Oligarchy, considered as one of the unjust forms of governance by Arsitotle's master Plato (Homophobe! Burn his books!), receives short shrift at the hands of the Stagirite as well. Just as every man is king of his castle in the Aristotelian cosmos, so a monarchy is deemed a just form of government for the polis. A brief examination of present day monarchs as anything but nostalgic decorative personages leads one to take issue with Aristotle on this issue. If, however, he had in mind the ideal ruler we find in the Daodejing (once transliterated as T'ao Te Ching, but...), we here at the Institute will consider it: " Bestowing no honors/keeps people from fighting/prizing no treasures/keeps people from stealing/displaying no attractions/keeps people from making trouble/thus the rule of the sage/empties the mind/but fills the stomach/weakens the will/but strengthens the bones/by keeping people from knowing or wanting/and those who know from daring to act/he thus governs them all" (chap. 3 in Red Pine's excellent annotated translation).

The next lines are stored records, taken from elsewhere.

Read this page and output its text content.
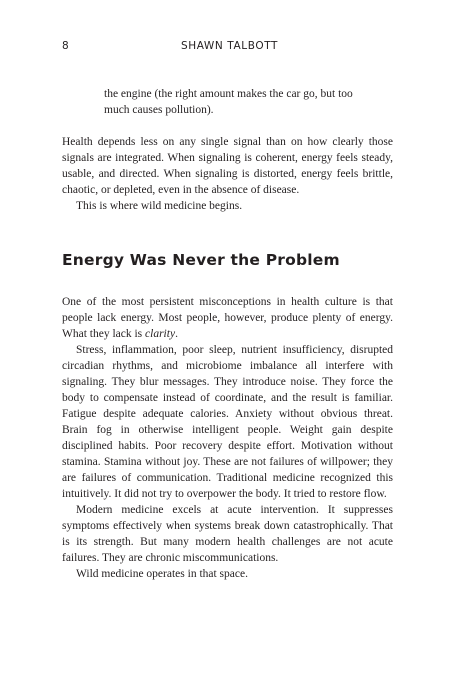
8	SHAWN TALBOTT

the engine (the right amount makes the car go, but too much causes pollution).

Health depends less on any single signal than on how clearly those signals are integrated. When signaling is coherent, energy feels steady, usable, and directed. When signaling is distorted, energy feels brittle, chaotic, or depleted, even in the absence of disease.

This is where wild medicine begins.

Energy Was Never the Problem

One of the most persistent misconceptions in health culture is that people lack energy. Most people, however, produce plenty of energy. What they lack is clarity.

Stress, inflammation, poor sleep, nutrient insufficiency, disrupted circadian rhythms, and microbiome imbalance all interfere with signaling. They blur messages. They introduce noise. They force the body to compensate instead of coordinate, and the result is familiar. Fatigue despite adequate calories. Anxiety without obvious threat. Brain fog in otherwise intelligent people. Weight gain despite disciplined habits. Poor recovery despite effort. Motivation without stamina. Stamina without joy. These are not failures of willpower; they are failures of communication. Traditional medicine recognized this intuitively. It did not try to overpower the body. It tried to restore flow.

Modern medicine excels at acute intervention. It suppresses symptoms effectively when systems break down catastrophically. That is its strength. But many modern health challenges are not acute failures. They are chronic miscommunications.

Wild medicine operates in that space.
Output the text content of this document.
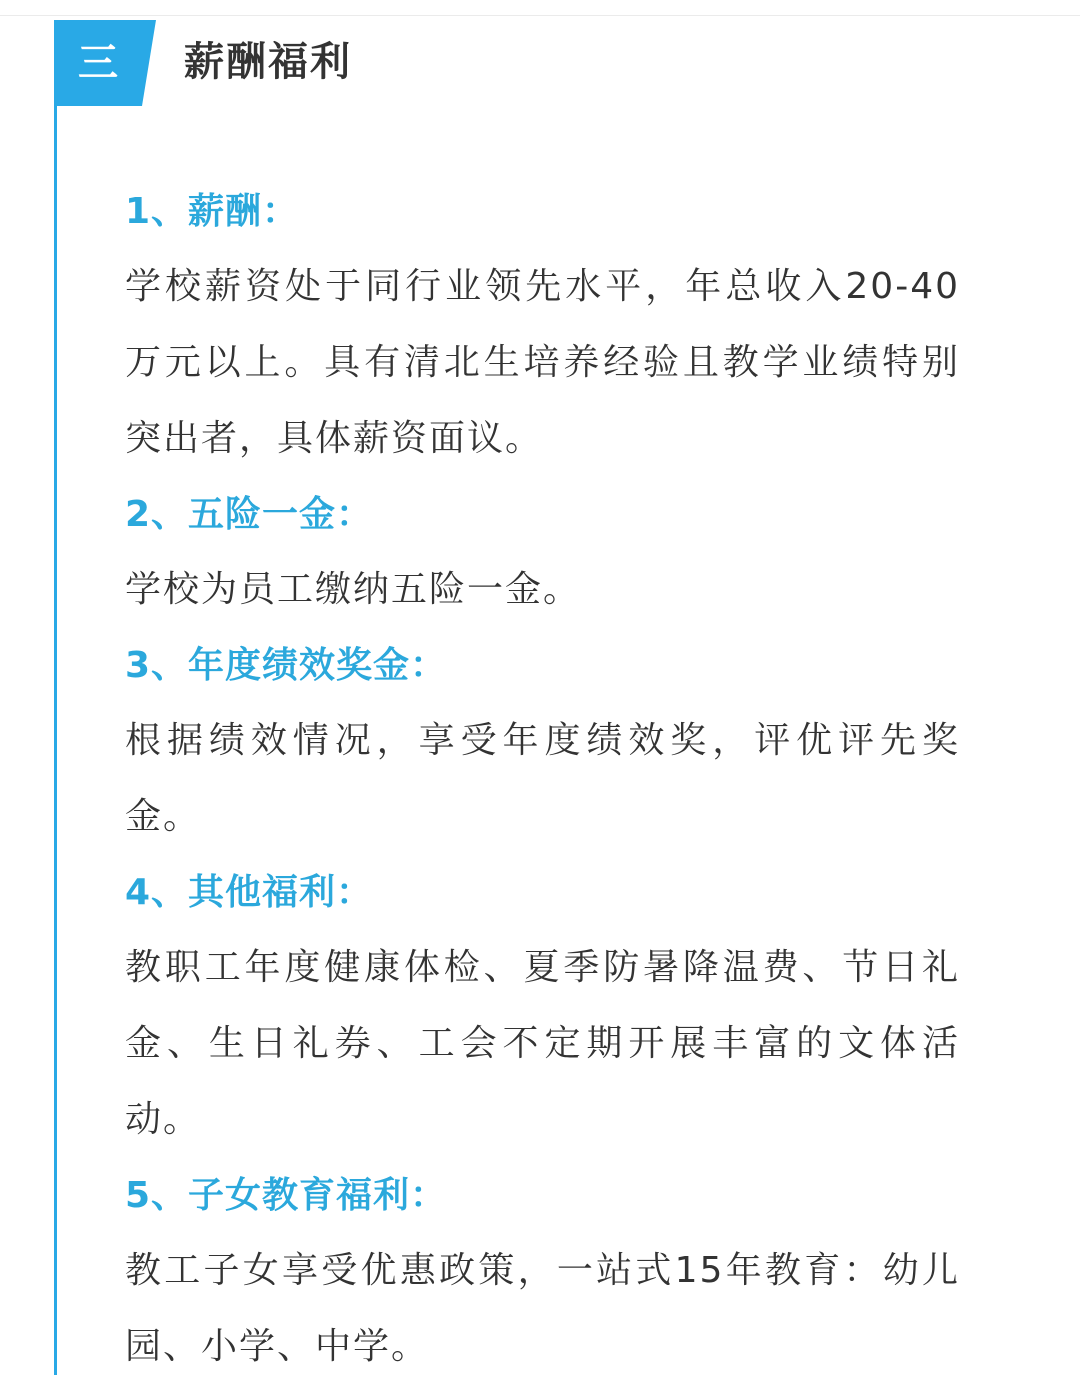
三	薪酬福利
1、薪酬：

学校薪资处于同行业领先水平，年总收入20-40万元以上。具有清北生培养经验且教学业绩特别突出者，具体薪资面议。

2、五险一金：

学校为员工缴纳五险一金。

3、年度绩效奖金：

根据绩效情况，享受年度绩效奖，评优评先奖金。

4、其他福利：

教职工年度健康体检、夏季防暑降温费、节日礼金、生日礼券、工会不定期开展丰富的文体活动。

5、子女教育福利：

教工子女享受优惠政策，一站式15年教育：幼儿园、小学、中学。
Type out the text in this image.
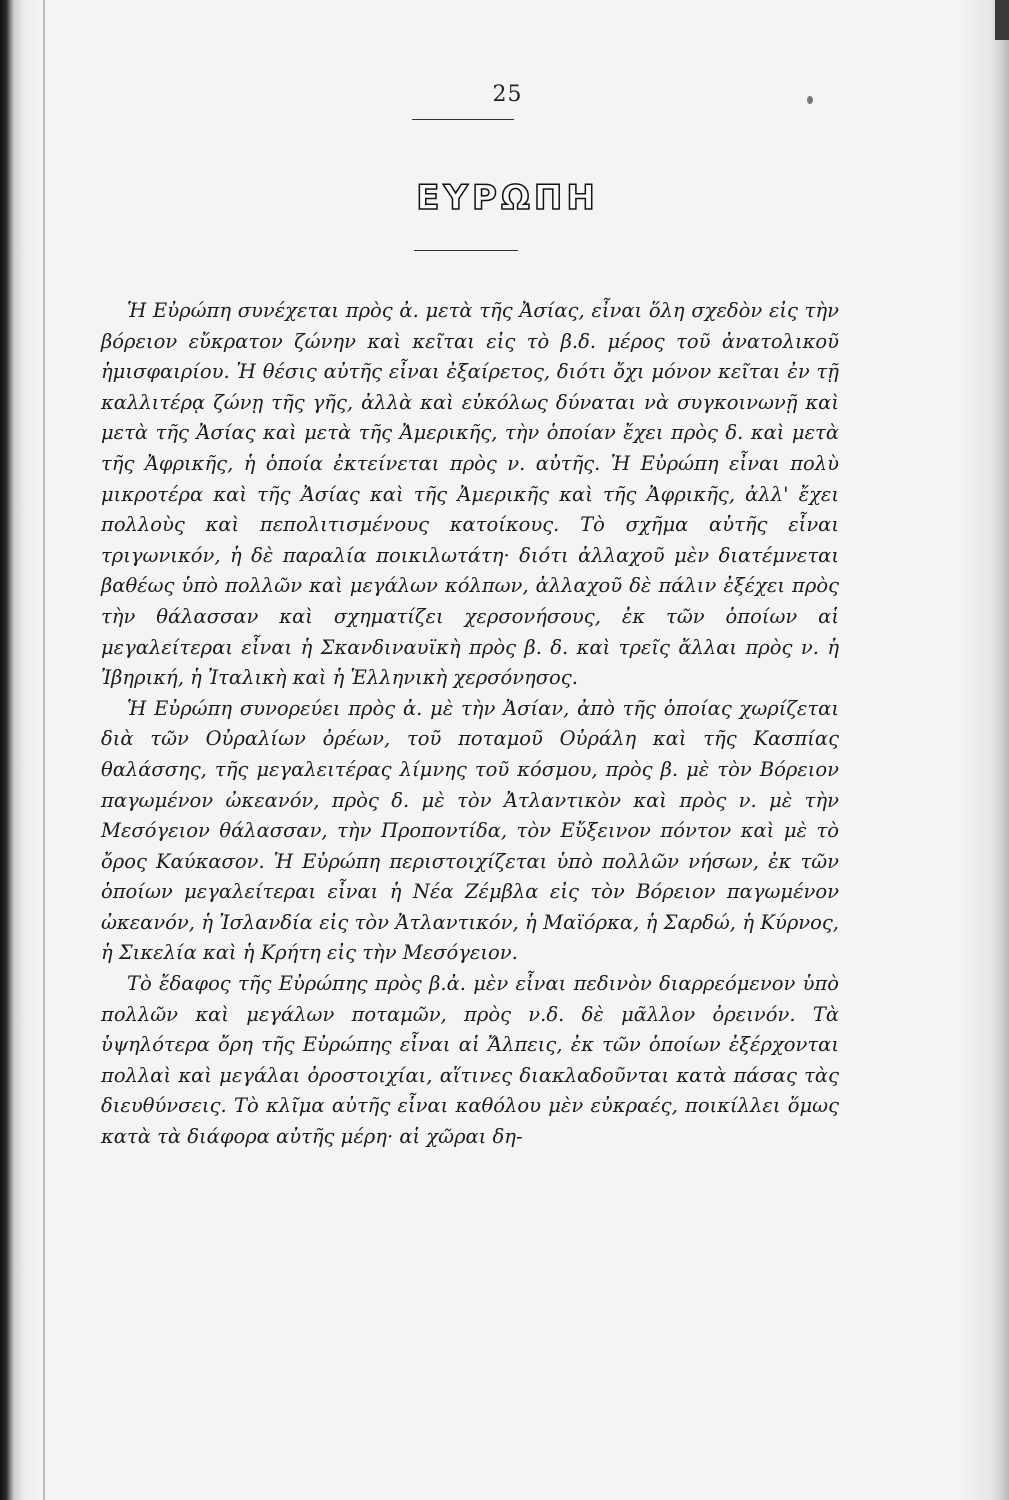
25
ΕΥΡΩΠΗ

Ἡ Εὐρώπη συνέχεται πρὸς ἀ. μετὰ τῆς Ἀσίας, εἶναι ὅλη σχεδὸν εἰς τὴν βόρειον εὔκρατον ζώνην καὶ κεῖται εἰς τὸ β.δ. μέρος τοῦ ἀνατολικοῦ ἡμισφαιρίου. Ἡ θέσις αὐτῆς εἶναι ἐξαίρετος, διότι ὄχι μόνον κεῖται ἐν τῇ καλλιτέρᾳ ζώνῃ τῆς γῆς, ἀλλὰ καὶ εὐκόλως δύναται νὰ συγκοινωνῇ καὶ μετὰ τῆς Ἀσίας καὶ μετὰ τῆς Ἀμερικῆς, τὴν ὁποίαν ἔχει πρὸς δ. καὶ μετὰ τῆς Ἀφρικῆς, ἡ ὁποία ἐκτείνεται πρὸς ν. αὐτῆς. Ἡ Εὐρώπη εἶναι πολὺ μικροτέρα καὶ τῆς Ἀσίας καὶ τῆς Ἀμερικῆς καὶ τῆς Ἀφρικῆς, ἀλλ' ἔχει πολλοὺς καὶ πεπολιτισμένους κατοίκους. Τὸ σχῆμα αὐτῆς εἶναι τριγωνικόν, ἡ δὲ παραλία ποικιλωτάτη· διότι ἀλλαχοῦ μὲν διατέμνεται βαθέως ὑπὸ πολλῶν καὶ μεγάλων κόλπων, ἀλλαχοῦ δὲ πάλιν ἐξέχει πρὸς τὴν θάλασσαν καὶ σχηματίζει χερσονήσους, ἐκ τῶν ὁποίων αἱ μεγαλείτεραι εἶναι ἡ Σκανδιναυϊκὴ πρὸς β. δ. καὶ τρεῖς ἄλλαι πρὸς ν. ἡ Ἰβηρική, ἡ Ἰταλικὴ καὶ ἡ Ἑλληνικὴ χερσόνησος.

Ἡ Εὐρώπη συνορεύει πρὸς ἀ. μὲ τὴν Ἀσίαν, ἀπὸ τῆς ὁποίας χωρίζεται διὰ τῶν Οὐραλίων ὀρέων, τοῦ ποταμοῦ Οὐράλη καὶ τῆς Κασπίας θαλάσσης, τῆς μεγαλειτέρας λίμνης τοῦ κόσμου, πρὸς β. μὲ τὸν Βόρειον παγωμένον ὠκεανόν, πρὸς δ. μὲ τὸν Ἀτλαντικὸν καὶ πρὸς ν. μὲ τὴν Μεσόγειον θάλασσαν, τὴν Προποντίδα, τὸν Εὔξεινον πόντον καὶ μὲ τὸ ὄρος Καύκασον. Ἡ Εὐρώπη περιστοιχίζεται ὑπὸ πολλῶν νήσων, ἐκ τῶν ὁποίων μεγαλείτεραι εἶναι ἡ Νέα Ζέμβλα εἰς τὸν Βόρειον παγωμένον ὠκεανόν, ἡ Ἰσλανδία εἰς τὸν Ἀτλαντικόν, ἡ Μαϊόρκα, ἡ Σαρδώ, ἡ Κύρνος, ἡ Σικελία καὶ ἡ Κρήτη εἰς τὴν Μεσόγειον.

Τὸ ἔδαφος τῆς Εὐρώπης πρὸς β.ἀ. μὲν εἶναι πεδινὸν διαρρεόμενον ὑπὸ πολλῶν καὶ μεγάλων ποταμῶν, πρὸς ν.δ. δὲ μᾶλλον ὀρεινόν. Τὰ ὑψηλότερα ὄρη τῆς Εὐρώπης εἶναι αἱ Ἄλπεις, ἐκ τῶν ὁποίων ἐξέρχονται πολλαὶ καὶ μεγάλαι ὀροστοιχίαι, αἵτινες διακλαδοῦνται κατὰ πάσας τὰς διευθύνσεις. Τὸ κλῖμα αὐτῆς εἶναι καθόλου μὲν εὐκραές, ποικίλλει ὅμως κατὰ τὰ διάφορα αὐτῆς μέρη· αἱ χῶραι δη-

Aristotle was less concerned than was Plato with determining the ideal form of government as he was with identifying the aims of the ideal government, to wit: the virtue, justice and happiness of the citizenry. He believed this could be accomplished by various combinations of forms.

Aristotle's writings addressed many more subjects than mere politics. The Stagirite was a Renaissance man more than fifteen centuries before the Renaissance, writing at a time when Athens, the principle city-state of what amounted to the Western world, was estimated to have been around a maximum of 200,000 human beings, many of whom lived in rural conditions. Think present day Asheville, North Carolina; Pamplona, Spain;  Catamarca or San Luis, Argentina to put that in perspective.

The Stagerite was one of the wisest and certainly most erudite men of his time and world whose works have come down to us. On other shores, in recondite places, in wattle-and-daub huts, there were almost certainly may have been other sages, but it is our misfortune never to have known them.

A humble suggestion: become better acquainted with or renew your acquaintance with Aristotle. He'd likely have been just as happy teaching at the Subsidiarity Institute than he'd probably been at the Lyceum, although we enjoy a better view.